Sunday, December 14, 2003

David Trinidad

One thing I've wanted to do since I started this blog was to link to poems out there on the web that I liked, a sort of guide (for anyone who cares) to my tastes. Good poems, as Garrison Keillor has it. Or What I Like, as Edward Field describes it in his A Geography of American Poetry.

So. Here's one: "Searching for Anne's Grave" by David Trinidad

I've enjoyed Trinidad's work since I first came across it in the anthology Under 35: The New Generation of American Poets (35, an age I'm well past but one which was some years in the future when the anthology came out). I've read his collections, Answer Song, Hand Over Heart:  Poems 1981-1988, and Plasticville.

"Searching for Anne's Grave" is talky, prosey. It's as though we're looking in Trinidad's diary. The language is not ramped up. "I stayed in the // air-conditioned bookstore and chatted with its legendary proprietor ..." Does that sound like language distilled? Pushed to an extreme? Nope. At his most descriptive Trinidad virtually subsides into nouns; describing dinner: "olive tapanade, radishes dipped in salt, melon and // prosciutto, grilled salmon and polenta, fresh blueberries with the / most delicious yogurt/whipped cream topping" ... the modifiers are banal, "most delicious", "fresh". I like that Trinidad goes with this chatty talk, "the most delicious ... topping", "as fate would have it", a ramping down. Not poetic. It's the idea of the New York School. That there is poetry in the offhand, the daily. In gossip. Twisty, fantastic language is not wanted here thanks.

I like the poem collage, and here Trinidad cuts into his life incidents from the life of Anne Sexton (whose grave he & his friends visit during the course of the poem) as well as symbolic readings of the eagle as found in an internet search, among other things.

Formally the writing is broken into four-line stanzas, the lines breaking at about the same length. It doesn't look like Trinidad was counting syllables in order to choose line breaks. Counting stresses? Mm. I don't care about stresses. The lines often break abruptly ("symbol- / izing", "of", "to", "the"), arbitrarily? Merely because a line appeared to be the same length as the preceding? I want a line to justify itself. Is this a piece of language that is interesting as a unit? These lines are so long it's not difficult to find interesting stuff in each. But as units? I find in rereading particular lines I like the lunge from line to line that those abrupt breaks force. Is this really different from the breaks at the left margin one would see in a paragraph of prose?

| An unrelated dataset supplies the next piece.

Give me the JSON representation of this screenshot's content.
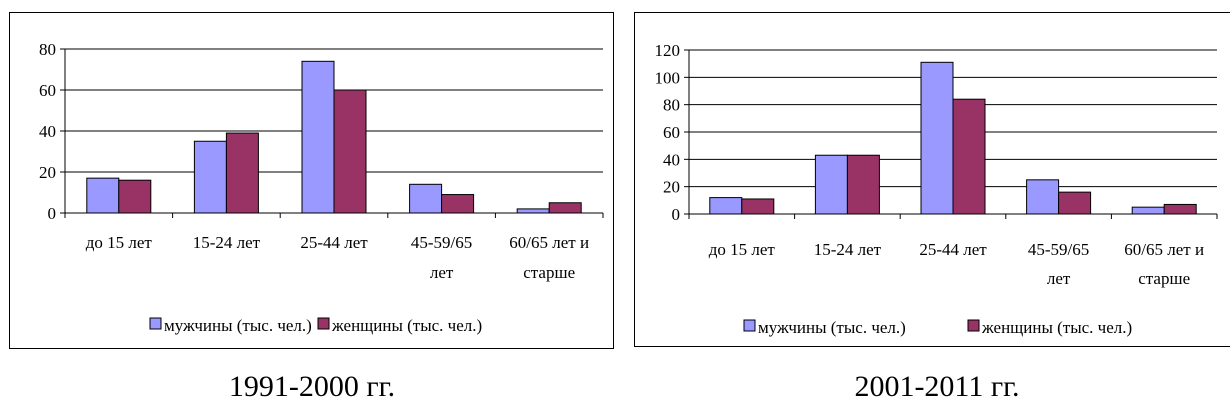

The poem's first words remain opaque, "While Eve grills Phoebe, while Jeffery took (and passed, I must / say, with flying colors) Lynn’s quiz ..." I presume they make more sense in the context of Phoebe 2002.

I like the stuff in this poem. The eagle stuff, the flowers they buy, Beck, dinner. The language may not be distilled, but the material is. It's almost sludgy there's so much -- names, places, times, memories. I like that the talk is unpretentious, a little fey ("Damon and I were stunned...it / seemed like such a sign." [DT's ellipsis]), candid, seemingly confessional ("confessional" ... what's the word mean in poetry, really?). It's much more entertaining than a diary entry. More like a carefully composed letter to a pal, perhaps. I like Anne Sexton. She's definitely influenced my poetry. And it's funny. ee cummings in "section E ('Capital "E"' ...", the conversation with the Magic 8 Ball, counting cigarettes. Trinidad is fascinated by symbols ... cigarettes as sex? eagle as intermediary between this world and the next? This is not writing you have to figure out. But it is writing that rewards attention; there is, like I said, a lot of stuff in it. Reread and you'll notice how much you didn't quite notice the first time through.